Abstract

The Atlantic and Pacific basin are found linked in the context of multidecadal SST variability from analyses of 118 years of observational data. Recurrent spatiotemporal variability, including multidecadal modes, was identified using the extended-EOF technique in a longitudinally global domain, allowing unfettered expression of interbasin interactions. The physicality of the obtained decadal modes was assessed using fishery records and analog counts.
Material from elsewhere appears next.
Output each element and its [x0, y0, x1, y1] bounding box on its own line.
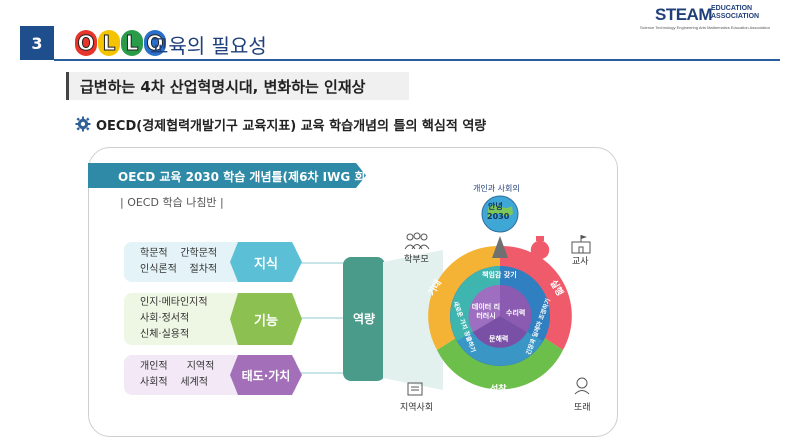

A three-mode structure with bi-directional interbasin links frames the new perspective on the cycling of multidecadal SST variability. The three modes are the Atlantic multidecadal oscillation (AMO), low-frequency North Atlantic Oscillation (LF-NAO), and North Pacific decadal variability [PDV-NP; resembling negative (–ve) PDO]. The two previously documented links AMO→PDV-NP (with ~12.5-yr lead) and LF-NAO→AMO (with 16-yr lead) are corroborated, while a third one, PDV-NP→(−LF-NAO) with ~6.5-yr lead, is uncovered. The interaction triad closes the loop on the cycling of multidecadal SST variability, generating AMO’s phase reversal in ~35 years, consistent with its widely noted ~70-yr time scale. The two previously noted links—one intrabasin and one interbasin—were unsuccessful in this regard.

Other findings include the deeper subsurface extensions of Atlantic multidecadal SST variability, and the hitherto unrecognized similarity of Pan-Pacific decadal variability and North Pacific Gyre Oscillation. Instrumental records, albeit short in the context of multidecadal variability, must continue to be mined for insights into the functioning of the climate system as its model representations while improving, remain inadequate.